- Brémond in 2014
- Born: 22 September 1937 Boulogne-Billancourt, France
- Died: June 2026 (aged 88)
- Education: Institut d'Administration des Entreprises (Lic.)
- Occupation: Resort developer

= Gérard Brémond =

French businessman (1937–2026)

Gérard Brémond (/fr/; 22 September 1937 – June 2026) was a French resort developer.

==Life and career==
Born in Boulogne-Billancourt on 22 September 1937, Brémond was the son of Jean-Robert Brémond and Gilberte Hetty de Castro. He attended secondary school at the Lycée Janson-de-Sailly before earning a licentiate in economics from the Institut d'Administration des Entreprises. In 1966, he met Jean Vuarnet, with whom he co-developed the ski resort Avoriaz. He designed the resort alongside architects Jacques Labro, Jean-Jacques Orzoni, and Jean-Marc Roques to create a unique building. In 1967, he founded Pierre & Vacances, which combined activities of tourism real estate and rentals.

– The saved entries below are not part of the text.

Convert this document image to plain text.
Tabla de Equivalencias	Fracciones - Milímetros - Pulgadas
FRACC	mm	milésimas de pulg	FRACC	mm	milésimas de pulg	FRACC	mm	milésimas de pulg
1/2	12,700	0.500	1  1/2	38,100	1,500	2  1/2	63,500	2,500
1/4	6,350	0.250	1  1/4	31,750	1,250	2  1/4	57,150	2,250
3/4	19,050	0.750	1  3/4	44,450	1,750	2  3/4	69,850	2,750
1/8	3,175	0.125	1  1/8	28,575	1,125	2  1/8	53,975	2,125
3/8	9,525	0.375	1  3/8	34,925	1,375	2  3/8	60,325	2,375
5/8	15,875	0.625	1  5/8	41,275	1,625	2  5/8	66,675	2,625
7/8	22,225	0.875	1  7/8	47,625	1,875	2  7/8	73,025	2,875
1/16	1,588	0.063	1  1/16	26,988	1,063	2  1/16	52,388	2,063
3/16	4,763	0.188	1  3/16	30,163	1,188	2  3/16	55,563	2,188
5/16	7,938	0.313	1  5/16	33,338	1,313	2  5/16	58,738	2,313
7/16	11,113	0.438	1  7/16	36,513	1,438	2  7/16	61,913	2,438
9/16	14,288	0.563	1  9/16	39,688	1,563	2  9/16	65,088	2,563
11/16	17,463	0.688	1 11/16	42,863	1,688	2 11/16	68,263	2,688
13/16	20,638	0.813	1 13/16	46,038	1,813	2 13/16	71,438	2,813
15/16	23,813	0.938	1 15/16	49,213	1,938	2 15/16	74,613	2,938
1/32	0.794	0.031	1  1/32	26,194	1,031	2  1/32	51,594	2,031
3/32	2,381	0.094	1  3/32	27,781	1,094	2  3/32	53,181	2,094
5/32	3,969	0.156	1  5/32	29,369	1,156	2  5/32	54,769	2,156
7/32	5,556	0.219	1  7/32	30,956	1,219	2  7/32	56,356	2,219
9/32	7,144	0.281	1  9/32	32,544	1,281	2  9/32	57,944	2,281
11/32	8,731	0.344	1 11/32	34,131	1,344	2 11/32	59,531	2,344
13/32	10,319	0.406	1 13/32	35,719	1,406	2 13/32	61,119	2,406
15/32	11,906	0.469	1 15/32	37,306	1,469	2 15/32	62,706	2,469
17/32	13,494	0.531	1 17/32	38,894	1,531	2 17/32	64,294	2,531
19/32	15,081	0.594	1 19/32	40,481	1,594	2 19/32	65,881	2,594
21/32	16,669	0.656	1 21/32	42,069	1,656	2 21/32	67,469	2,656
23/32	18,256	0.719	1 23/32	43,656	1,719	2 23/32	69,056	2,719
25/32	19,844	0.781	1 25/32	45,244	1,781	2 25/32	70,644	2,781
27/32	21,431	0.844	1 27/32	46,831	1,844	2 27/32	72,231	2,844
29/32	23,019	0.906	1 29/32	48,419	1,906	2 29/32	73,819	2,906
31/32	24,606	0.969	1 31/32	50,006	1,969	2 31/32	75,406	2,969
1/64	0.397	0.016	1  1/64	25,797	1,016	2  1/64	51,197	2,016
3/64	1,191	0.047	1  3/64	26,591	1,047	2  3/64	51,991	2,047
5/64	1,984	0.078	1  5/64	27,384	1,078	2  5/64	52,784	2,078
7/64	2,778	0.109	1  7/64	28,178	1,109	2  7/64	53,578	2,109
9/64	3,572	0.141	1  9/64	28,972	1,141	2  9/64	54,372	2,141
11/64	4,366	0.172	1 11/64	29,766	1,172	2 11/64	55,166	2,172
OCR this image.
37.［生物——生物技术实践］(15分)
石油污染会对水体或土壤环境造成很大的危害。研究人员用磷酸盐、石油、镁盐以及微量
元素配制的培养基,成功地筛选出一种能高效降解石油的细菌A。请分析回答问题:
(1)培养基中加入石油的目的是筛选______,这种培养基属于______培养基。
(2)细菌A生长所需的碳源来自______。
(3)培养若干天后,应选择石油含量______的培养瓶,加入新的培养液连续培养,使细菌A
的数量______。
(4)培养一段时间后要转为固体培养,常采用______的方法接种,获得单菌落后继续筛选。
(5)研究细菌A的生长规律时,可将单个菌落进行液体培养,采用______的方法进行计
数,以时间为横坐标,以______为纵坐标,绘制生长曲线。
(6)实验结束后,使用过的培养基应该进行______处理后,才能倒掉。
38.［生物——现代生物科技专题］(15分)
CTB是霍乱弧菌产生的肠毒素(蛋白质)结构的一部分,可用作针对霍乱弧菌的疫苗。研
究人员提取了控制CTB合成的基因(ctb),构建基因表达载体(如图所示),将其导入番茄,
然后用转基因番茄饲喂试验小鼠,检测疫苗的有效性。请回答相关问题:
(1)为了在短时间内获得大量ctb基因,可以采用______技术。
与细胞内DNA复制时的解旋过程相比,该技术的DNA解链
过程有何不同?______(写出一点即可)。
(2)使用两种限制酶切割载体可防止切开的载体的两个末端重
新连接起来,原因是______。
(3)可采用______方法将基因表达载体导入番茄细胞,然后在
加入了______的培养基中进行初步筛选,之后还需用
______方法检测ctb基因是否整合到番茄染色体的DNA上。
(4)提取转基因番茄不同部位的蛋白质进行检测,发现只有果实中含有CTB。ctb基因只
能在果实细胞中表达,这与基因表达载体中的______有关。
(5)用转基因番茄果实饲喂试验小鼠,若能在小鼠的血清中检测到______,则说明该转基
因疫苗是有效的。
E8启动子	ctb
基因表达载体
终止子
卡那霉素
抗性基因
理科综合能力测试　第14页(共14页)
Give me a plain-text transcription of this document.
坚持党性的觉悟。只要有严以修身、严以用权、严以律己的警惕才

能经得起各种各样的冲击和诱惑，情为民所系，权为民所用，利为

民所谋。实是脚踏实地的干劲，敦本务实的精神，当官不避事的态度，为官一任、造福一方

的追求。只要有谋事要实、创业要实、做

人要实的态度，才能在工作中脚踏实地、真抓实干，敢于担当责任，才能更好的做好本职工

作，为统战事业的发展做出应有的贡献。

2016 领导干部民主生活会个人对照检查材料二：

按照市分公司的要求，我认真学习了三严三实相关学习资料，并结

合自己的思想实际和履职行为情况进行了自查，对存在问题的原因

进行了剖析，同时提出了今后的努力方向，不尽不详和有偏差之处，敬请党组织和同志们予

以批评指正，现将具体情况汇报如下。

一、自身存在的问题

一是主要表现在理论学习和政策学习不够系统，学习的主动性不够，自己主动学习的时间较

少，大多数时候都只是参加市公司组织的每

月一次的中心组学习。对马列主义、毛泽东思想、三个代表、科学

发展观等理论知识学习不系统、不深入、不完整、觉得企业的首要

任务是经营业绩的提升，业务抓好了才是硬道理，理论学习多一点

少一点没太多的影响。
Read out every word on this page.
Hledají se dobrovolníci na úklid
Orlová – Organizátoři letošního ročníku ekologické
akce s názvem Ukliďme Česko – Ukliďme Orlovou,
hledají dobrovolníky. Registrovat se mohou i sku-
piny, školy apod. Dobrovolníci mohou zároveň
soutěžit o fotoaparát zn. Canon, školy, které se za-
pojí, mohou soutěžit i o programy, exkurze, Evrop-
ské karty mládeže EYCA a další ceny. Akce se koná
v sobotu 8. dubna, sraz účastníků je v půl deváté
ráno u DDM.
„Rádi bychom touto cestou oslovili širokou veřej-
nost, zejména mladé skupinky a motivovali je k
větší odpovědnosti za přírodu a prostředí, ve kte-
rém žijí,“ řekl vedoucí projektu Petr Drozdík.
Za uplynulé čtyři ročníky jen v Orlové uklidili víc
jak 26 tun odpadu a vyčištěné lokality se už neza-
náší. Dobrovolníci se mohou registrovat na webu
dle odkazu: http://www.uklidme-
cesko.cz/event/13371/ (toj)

On 10 October 2017, he inaugurated Villages Nature Paris, an ecotourism complex which he had originally unveiled alongside Euro Disney S.A.S. in 2004. Also in 2004, he founded the Fondation Ensemble with his wife, Jacqueline Délia Brémond. In 2012, he purchased the jazz club Le Duc des Lombards, to remain close to his passion for jazz. In April 2010, he joined the supervisory board of Maroc Telecom.

Brémond died in June 2026, at the age of 88.